After that, anything is possible. He went on to coach a high school team in St. Louis, Hazelwood East. The team won a state championship on a Hail Mary pass. Jones moved on and became a college assistant, and a year later he got his first head coaching gig, in his home state of Missouri.

That's when things started to look impossible. Jones would never say that, of course. When you play football at the highest level, when you stop a lunging receiver at the 1-yard line and a give a city its first Super Bowl championship, you are not programmed to fail.

Jones, 43, is the head coach at Lincoln University in Jefferson City, Mo. In November, his team wrapped up a season that yielded just one victory. It wasn't all that much of a surprise; Lincoln hasn't had a winning campaign in four decades, suspended its program in the 1990s, and plays in a conference that is known as the SEC of Division II. When Jones arrived on campus, he took a tour of the weight room, which is in the ROTC building. The room used to be a gun range.

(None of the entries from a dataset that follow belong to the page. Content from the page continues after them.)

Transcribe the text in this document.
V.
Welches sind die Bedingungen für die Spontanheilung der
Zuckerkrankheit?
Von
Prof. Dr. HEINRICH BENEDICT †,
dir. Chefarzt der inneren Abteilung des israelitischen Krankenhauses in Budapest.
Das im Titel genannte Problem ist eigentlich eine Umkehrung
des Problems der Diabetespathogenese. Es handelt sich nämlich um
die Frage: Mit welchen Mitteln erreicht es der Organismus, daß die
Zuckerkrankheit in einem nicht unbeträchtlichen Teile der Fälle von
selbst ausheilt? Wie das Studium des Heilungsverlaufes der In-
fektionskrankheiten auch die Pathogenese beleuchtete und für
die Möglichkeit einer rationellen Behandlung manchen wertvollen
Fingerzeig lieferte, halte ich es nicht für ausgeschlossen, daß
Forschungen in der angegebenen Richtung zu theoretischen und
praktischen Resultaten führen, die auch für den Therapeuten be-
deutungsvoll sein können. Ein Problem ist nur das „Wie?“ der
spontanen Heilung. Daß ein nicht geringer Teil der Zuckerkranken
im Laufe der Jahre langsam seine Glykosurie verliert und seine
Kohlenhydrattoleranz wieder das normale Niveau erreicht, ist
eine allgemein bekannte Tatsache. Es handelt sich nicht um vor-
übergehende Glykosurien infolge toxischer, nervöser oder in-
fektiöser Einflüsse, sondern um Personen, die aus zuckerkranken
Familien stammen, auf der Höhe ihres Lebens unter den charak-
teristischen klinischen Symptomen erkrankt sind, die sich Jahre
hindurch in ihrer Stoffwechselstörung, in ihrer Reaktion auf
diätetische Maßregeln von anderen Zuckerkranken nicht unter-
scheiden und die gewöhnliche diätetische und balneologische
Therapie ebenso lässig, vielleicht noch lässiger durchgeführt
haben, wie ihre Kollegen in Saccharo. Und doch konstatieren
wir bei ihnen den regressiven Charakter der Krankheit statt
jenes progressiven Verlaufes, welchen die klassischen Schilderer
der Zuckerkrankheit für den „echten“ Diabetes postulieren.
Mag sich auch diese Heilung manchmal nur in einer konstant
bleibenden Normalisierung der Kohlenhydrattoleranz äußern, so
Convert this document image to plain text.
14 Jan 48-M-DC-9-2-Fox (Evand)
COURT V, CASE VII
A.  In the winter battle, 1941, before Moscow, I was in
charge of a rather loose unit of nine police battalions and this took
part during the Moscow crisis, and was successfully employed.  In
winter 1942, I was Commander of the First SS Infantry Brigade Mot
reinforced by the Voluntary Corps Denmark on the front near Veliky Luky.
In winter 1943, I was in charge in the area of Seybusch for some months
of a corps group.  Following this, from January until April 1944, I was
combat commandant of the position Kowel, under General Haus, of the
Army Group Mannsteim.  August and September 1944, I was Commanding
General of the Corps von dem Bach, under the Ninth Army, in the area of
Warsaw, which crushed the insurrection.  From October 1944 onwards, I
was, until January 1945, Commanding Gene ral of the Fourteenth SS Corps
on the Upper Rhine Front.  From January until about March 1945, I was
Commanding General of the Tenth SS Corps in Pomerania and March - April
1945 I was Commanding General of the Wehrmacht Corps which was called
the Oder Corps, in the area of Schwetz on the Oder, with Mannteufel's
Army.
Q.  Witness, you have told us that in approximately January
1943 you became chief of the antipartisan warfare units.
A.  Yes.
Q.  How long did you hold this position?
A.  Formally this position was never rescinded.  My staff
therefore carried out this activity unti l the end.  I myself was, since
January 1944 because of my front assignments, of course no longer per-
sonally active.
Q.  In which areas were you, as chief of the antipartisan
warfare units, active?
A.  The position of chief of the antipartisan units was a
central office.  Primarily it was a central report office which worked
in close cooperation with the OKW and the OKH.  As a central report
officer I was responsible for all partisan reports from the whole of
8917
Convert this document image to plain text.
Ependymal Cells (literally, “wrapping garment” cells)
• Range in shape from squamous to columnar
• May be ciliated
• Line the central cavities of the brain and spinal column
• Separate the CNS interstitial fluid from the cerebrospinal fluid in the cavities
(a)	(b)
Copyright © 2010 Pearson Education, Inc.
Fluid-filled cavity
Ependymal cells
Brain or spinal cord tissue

After a 12-year NFL career, Mike Jones rose from high school coaching to the college level.

"The weight room had equipment in there that was over 40 years old," Jones said. "It was older than me."

Jones did what he always does. He quietly went to work. He gathered his new players and staff, and they helped pour concrete and grabbed some paintbrushes. In February, Lincoln had a ribbon cutting for a new, state-of-the-art weight room. In the ceremony, Jones tried to drift in the background.

But Jones knows that if Lincoln is going to change history, his history will be a big part of it. Jones needs to win some in-state recruiting battles, and it doesn't matter if the kids he's talking to were barely in preschool in 2000, when he won his ring.

"I use that a lot," said Lincoln running backs coach Tony Van Zant, who played with Jones at Missouri. "I tell them about his Super Bowl. Those kids, they like that they get a chance to be coached by someone who's played in the Super Bowl.

"Anywhere we go, people want his autograph."

That wasn't necessarily the case before Jan. 30, 2000. Jones was on a Rams team famously known for its offense, called "The Greatest Show on Turf." But defense became the story that night.

Jones has presumably told the story of "The Tackle" at least a thousand times. First-and-goal at the 10-yard line, six seconds to go, final play of the game, the Rams' 23-16 lead over the Tennessee Titans on the line. There are not a whole bunch of profound thoughts that go through a man's head in that position, Jones says, even with millions watching around the world, and one man - you - between Kevin Dyson and the goal line.

Kevin Dyson caught a pass in stride at the Rams' 3-yard line on the final play of Super Bowl XXXIV, but Jones wrapped up Dyson and left him reaching in vain for pay dirt.

The Rams' defense was gassed that night. Jones played every defensive snap and was running around on a bad ankle. Titans quarterback Steve McNair was determined, Jones said. McNair had rallied his team from a 16-0 deficit, and three plays turned into four and into five. "He was not going to be denied," Jones said. On the last play of the game, Frank Wycheck ran straight up the field, drawing Jones, and the plan was for McNair to hit an open Dyson near the goal line. He was open, but Jones switched direction.

Jones wrapped him up, and Dyson's knee hit the ground at the 1-yard line. Dyson stretched his arm out with the ball, but it was over. It gave coach Dick Vermeil, who was miked up for NFL Films, his first Super Bowl title. As Jones made the tackle, he said, "Didn't make it. Didn't make it. No, no. That's it. We won it. Woo-hoo!"

The play still accounts for one of the most dramatic endings in the history of the Super Bowl. But Jones, for his part, is subdued. He knows it helped him stay in the league longer in a career that lasted 12 years. He knows it will help him as he climbs this gigantic mountain at Lincoln.

But Jones said he never thought about what would happen that night if didn't make the tackle, and he hasn't since.

"If I didn't," he said, "I wouldn't be talking to you."